Quando dizemos, criticamente, que os portugueses têm memória curta, talvez devêssemos, algumas vezes, afirmá-lo como um elogio - porque só essa circunstância permite, a prazo, um olhar imparcial sobre os factos e uma investigação limpa e meridiana. No imediato, irrita-nos a ideia de parecermos um povo alheado da realidade, e incapaz de julgar com rigor os responsáveis pelo estado em que estamos - mas depois, quando olhamos com distância para vidas e percursos como a de Mário Soares, conseguimos aceitar que a nossa memória curta garantiu, a prazo, que estadistas como ele fossem reconhecidos pela boa parte do melhor que hoje temos.
Nessa medida, foi um verdadeiro exercício de pacificação - e, em alguns de casos, de reposição da justiça… - todo o desfile de depoimentos, opiniões e análises que andaram pelos media, e até mesmo pelas redes sociais (com as excepções do costume, sempre tão tolas e previsíveis que nem conseguem incomodar, e a que nos temos de habituar, como aos emplastros que sempre aparecem nos momentos cruciais).

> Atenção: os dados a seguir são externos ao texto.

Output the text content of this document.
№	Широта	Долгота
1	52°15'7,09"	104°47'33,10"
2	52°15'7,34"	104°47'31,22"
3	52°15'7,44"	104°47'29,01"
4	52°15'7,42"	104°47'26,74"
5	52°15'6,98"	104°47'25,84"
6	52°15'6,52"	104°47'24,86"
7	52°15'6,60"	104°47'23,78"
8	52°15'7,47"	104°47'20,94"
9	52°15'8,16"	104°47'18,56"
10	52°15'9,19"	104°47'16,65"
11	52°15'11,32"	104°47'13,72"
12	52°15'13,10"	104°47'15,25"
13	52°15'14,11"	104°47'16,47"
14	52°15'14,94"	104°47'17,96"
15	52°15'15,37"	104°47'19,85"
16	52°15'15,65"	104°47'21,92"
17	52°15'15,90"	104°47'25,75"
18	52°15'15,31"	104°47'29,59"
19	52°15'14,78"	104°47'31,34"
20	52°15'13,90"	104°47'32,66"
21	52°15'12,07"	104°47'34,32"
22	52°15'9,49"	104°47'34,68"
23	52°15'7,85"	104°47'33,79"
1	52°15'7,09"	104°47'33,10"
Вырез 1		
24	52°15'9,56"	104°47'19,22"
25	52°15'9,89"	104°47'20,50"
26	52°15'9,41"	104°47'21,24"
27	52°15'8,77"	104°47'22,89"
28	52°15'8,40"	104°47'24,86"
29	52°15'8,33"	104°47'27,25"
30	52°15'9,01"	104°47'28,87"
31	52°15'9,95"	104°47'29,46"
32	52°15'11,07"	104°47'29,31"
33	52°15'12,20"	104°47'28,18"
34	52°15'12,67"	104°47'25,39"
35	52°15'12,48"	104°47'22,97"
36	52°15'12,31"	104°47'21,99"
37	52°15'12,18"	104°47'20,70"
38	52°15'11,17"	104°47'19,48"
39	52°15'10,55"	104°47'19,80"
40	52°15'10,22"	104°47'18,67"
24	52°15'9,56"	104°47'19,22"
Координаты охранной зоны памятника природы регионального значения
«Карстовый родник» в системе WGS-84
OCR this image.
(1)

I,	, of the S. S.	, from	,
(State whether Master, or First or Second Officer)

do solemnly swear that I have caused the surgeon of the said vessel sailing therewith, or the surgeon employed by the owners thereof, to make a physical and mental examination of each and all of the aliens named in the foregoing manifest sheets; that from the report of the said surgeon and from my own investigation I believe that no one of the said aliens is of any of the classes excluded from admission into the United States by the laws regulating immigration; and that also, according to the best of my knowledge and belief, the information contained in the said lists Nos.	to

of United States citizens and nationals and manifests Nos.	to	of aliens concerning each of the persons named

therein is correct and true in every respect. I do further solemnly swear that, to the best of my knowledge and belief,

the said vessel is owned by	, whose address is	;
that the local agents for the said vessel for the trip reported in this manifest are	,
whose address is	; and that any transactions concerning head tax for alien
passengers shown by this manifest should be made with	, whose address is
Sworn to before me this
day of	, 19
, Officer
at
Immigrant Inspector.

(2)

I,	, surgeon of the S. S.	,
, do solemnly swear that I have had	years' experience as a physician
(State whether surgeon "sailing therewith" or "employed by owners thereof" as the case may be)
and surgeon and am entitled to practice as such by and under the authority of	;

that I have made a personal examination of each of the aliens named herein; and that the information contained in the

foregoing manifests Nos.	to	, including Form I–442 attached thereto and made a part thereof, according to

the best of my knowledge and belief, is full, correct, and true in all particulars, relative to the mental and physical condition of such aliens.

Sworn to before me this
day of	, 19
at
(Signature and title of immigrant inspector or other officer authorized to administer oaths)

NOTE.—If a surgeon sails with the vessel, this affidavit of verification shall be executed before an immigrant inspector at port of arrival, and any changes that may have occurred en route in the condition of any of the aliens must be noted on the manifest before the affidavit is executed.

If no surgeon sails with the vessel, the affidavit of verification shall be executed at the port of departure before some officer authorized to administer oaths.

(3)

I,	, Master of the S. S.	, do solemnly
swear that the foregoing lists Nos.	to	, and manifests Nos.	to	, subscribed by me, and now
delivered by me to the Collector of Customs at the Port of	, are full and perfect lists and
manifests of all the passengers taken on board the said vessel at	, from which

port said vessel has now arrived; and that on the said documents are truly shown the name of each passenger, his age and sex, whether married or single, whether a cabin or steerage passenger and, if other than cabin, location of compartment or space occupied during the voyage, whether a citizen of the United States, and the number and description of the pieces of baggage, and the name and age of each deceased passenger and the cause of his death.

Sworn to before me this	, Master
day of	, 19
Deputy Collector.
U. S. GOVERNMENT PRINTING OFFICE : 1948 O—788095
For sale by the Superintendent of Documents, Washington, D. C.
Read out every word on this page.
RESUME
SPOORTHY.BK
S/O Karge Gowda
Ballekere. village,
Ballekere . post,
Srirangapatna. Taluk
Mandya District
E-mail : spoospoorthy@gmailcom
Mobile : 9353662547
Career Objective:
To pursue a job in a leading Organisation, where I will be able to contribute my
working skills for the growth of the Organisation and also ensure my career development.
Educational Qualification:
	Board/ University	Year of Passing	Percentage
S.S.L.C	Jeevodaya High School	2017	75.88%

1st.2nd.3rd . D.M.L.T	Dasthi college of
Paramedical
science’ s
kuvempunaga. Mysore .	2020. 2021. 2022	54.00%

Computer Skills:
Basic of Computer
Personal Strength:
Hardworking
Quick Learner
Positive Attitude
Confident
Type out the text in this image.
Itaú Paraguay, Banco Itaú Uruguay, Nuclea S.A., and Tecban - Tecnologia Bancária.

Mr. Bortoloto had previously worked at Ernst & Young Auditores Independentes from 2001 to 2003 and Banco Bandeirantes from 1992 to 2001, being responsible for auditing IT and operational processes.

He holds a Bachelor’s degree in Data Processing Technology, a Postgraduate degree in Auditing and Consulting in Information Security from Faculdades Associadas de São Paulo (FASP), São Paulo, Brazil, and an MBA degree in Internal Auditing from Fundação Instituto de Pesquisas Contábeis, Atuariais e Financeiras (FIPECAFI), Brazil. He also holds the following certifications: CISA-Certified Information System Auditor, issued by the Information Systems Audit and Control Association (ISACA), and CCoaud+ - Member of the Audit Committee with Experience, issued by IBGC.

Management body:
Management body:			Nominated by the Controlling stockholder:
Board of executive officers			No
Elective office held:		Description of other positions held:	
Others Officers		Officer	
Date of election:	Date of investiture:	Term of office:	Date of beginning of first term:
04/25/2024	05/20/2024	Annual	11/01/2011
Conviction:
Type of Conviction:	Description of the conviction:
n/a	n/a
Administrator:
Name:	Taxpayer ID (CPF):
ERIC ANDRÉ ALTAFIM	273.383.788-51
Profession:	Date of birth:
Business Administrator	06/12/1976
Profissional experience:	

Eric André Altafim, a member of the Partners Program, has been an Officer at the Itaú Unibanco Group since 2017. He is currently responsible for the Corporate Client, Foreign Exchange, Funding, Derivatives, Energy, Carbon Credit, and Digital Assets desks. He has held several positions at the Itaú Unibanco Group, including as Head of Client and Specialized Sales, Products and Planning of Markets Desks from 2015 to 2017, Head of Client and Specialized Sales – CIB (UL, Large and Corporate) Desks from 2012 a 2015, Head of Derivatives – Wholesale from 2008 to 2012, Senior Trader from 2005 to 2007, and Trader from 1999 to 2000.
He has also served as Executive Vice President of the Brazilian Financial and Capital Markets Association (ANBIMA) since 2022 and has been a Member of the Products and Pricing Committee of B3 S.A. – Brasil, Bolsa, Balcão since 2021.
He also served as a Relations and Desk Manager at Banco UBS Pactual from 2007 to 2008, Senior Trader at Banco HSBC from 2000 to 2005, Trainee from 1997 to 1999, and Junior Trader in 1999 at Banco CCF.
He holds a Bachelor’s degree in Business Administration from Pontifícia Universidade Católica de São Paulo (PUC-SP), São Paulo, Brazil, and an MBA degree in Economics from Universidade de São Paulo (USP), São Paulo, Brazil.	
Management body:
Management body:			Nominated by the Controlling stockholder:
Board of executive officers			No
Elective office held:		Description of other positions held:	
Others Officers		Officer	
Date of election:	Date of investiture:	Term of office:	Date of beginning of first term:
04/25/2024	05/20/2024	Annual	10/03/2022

Há certamente muito por saber - mas a sensação com que fiquei foi a de que se fez História com alguma ponderação e sensatez, mesmo que apaixonadamente, o que só é possível porque se fala de um homem cujas intervenções decisivas para Portugal ocorreram há mais de 25 anos. Provavelmente, daqui a 25 ou 30 anos saberemos mais e com menor peso emocional - o que talvez ajude a entender atitudes, gestos, decisões, que ainda nos escapam. Mas, para começo de conversa, foram dias que revelaram maturidade e bom senso.
Bem sei que estamos perante uma figura excepcional, e que nem todos os protagonistas da nossa História recente merecerão o mesmo olhar, por mais anos que passem. Muitas figuras que hoje achamos que terão um parágrafo nos livros de estudo do futuro não passarão de uma escassa nota de rodapé. Ainda assim, serão sempre melhor avaliados se por eles passarem os anos essenciais a um análise ponderada.
Como foi o caso. Passou tempo. E o tempo é essencial quando queremos ter amplitude na análise, e profundidade no pensamento. Lições como esta podiam aplicar-se à nossa vida de todos os dias, sempre marcada pela precipitação e pelo impulso, pela rapidez com que nos exigem uma resposta ou uma decisão, e pelo generoso numero de erros que cometemos por manifesta falta de tempo. Mas isso seria toda uma outra conversa. Para hoje, só quero mesmo elogiar o tempo, lá está, “esse grande escultor”…
Três momentos imperdíveis. Para ver (e ouvir)…
Marcante, arrepiante, de uma inteligência incontornável, o discurso de Meryl Streep nos Globos de Ouro merece ser visto e revisto. O poder dos “famosos” passa mais por estes minutos uma vez na vida do que vinte passagens pela passadeira vermelha…
Felizmente, ainda há rádio. Felizmente, ainda há quem faça rádio na rádio e esta maravilhosa invenção que foi a Internet permite agora perpetuar a melhor rádio que se faz. Desafio-vos a parar o “zapping” no computador e seguir Fernando Alves (sonorizado por Herlander Rui) nesta genial reportagem feita a partir de "A Vida no Campo", o livro de Joel Neto. ”Leva-me à Estrada do Paraíso” leva-nos, sim, ao paraíso do rádio.
É uma notícia. É uma reportagem. E ainda por cima é um vídeo inspirador. Editado pelo jornal britânico The Guardian, recorda-nos que o jornalismo do presente é feito desta capacidade de interactividade entre notícias, conjugação de plataformas e linguagens. Além de sensibilidade à flor da pele.